Connect Repositories

Before Tenable.cs starts monitoring the code in your repositories, you must connect your repositories to Tenable.cs Console. You can connect using one of the following methods:

  • Connect your repository using Azure DevOps, AWS CodeCommit, Bitbucket, GitHub, or GitLab.

  • Connect your repository using a command-line interface (CLI).

Connect to a Repository Using Version Control

Tenable recommends connecting a repository using version control when you want to:

  • Connect to your version control provider, for example, GitHub.

  • Scan your infrastructure as code (IaC).

To connect a repository using version control:

  1. In the left navigation bar, click > Connection > Repository.

    The Connect to repository page appears.

  2. In the Choose a workflow to discover repo(s) section, click Version control (recommended).

  3. Click Continue.

  4. In the Connect to a version control provider section, select one of the following version control system providers:

    A new window appears.

  5. Follow the on-screen instructions to grant Tenable.cs Console access to your repository.
  6. Click Continue.
  7. In the Choose onboarding repositories section, connect to your repositories in one of the following ways:
  8. To connect to all your repositories automatically:

    1. Select the Onboard all repositories automatically check box.

    2. Click Onboard All.

      The Projects & Connections page appears. Tenable.cs creates a separate project for each repository type. For example, the Default Gitlab Repositories contains all GitHub repositories.
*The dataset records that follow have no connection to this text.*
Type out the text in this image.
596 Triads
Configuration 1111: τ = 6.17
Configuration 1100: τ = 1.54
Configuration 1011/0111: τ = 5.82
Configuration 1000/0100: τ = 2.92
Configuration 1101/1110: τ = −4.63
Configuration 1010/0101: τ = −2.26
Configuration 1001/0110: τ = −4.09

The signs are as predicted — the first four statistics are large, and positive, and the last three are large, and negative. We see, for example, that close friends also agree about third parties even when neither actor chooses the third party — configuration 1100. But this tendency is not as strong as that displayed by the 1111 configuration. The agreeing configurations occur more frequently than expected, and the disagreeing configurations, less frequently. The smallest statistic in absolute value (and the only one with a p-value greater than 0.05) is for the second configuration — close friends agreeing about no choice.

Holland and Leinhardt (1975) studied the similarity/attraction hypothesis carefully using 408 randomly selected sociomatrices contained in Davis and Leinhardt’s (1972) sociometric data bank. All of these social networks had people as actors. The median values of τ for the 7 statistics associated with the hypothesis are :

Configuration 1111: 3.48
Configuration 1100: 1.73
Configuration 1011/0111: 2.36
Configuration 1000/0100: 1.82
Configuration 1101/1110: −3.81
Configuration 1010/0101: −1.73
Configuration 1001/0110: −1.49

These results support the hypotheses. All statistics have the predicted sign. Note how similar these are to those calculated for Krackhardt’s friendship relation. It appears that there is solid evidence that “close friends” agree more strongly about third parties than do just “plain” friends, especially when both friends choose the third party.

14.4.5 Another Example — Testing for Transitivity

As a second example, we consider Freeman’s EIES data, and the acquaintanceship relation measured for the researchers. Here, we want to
      Tenable.cs automatically starts the scan for the onboarded repositories.

    3. Click to refresh and view the status of the scan for each project.

    To connect your repositories manually:

    1. In the list of repositories, select the required repositories.

      Tip: You can search for repositories by their name.

    2. If you want to scan only a particular branch or folder of a repository, click the button next to the repository name.

      The Select branch drop-down box appears.

    3. Select the branch you want to scan.

    4. From the Select Folder check box, select the folders to scan.

    Note: If you do not select the branch for a repository, Tenable.cs uses the default branch with the root folder.

    To add a custom or public repository:

    1. Click Add Custom / Public Repository.

    2. Type the name and folder path of the repository you want to add.

    3. Click Add.

    Note: The file and folder hierarchy structure of the repository depends on the version control provider. For example, Bitbucket and GitLab list the folders first and then the files, whereas GitHub lists the files and folders alphabetically.

    Tenable.cs connects to the repository. For more information about version control providers, see Configure Repository Integrations.

  9. (Optional) To configure advanced settings for a repository:

    1. Select a repository.

    2. In the Advanced settings field, click for the selected repository.

      A window appears.

    3. In the IaC engine type drop-down box, select one of the following engine types:

      • Terraform
      • CloudFormation
      • Application
      • Kubernetes YAML
      • Kustomize YAML
      • Helm Chart
      • Azure Resource Manager

      For more information about IaC engine types, see IaC Engine Types.

    4. In the Select version drop-down box, select the engine version.

    5. In the Auto-remediate settings drop-down box, select an option to indicate how to handle found violations:

      • Auto-remediate: Tenable.cs automatically fixes any violations.
      • Inline reviews: Tenable.cs automatically creats an issue for the violation.
      • None: Tenable.cs takes no action.
    6. To add custom parameters to the repository configuration:

      1. (Optional) For plan-based setup, click the Plan based setup toggle.
      2. In the left drop-down box, select a parameter.
      3. In the text box, type the value for the selected parameter.

      For more information, see Repository Configuration Parameters.

    7. Click Save.

  10. Click Continue.
  11. In the Choose projects to add the repository to section, do one of the following:
    • Add a new project:

      1. Click Add a project.

      2. Enter the name of a project.

      3. Click Add.

    • Select a project from the list of existing projects.

      Tip: You can search for projects by their name.

  12. Click Connect.

    Tenable.cs adds the newly connected repository to the Projects & Connections page.

Connect to a Repository Using the CLI

Tenable recommends connecting a repository using the CLI when you want to:

  • Integrate a command-line interface with a continuous integration / continuous deployment (CI/CD) tool, for example, Jenkins.

  • Run a command-line interface locally to discover resources and violations in an infrastructure as code (IaC) repository.

To connect a repository using CLI:

  1. In the left navigation bar, click > Connection > Repository.

  2. In the Choose a workflow to discover repo(s) section, click CLI driven.

  3. Click Continue.

  4. (Optional) To invite a user to run CLI, in the Invite teammates to run CLI section, select users from the list of users added to Tenable.cs Console.

    Tip: You can search for users by their first name, last name, or email address.

  5. Click Continue.

  6. In the CLI usage instructions section, follow the on-screen instructions.

  7. Click Done.

    Tenable.cs adds the newly connected repository to the Projects & Connections page.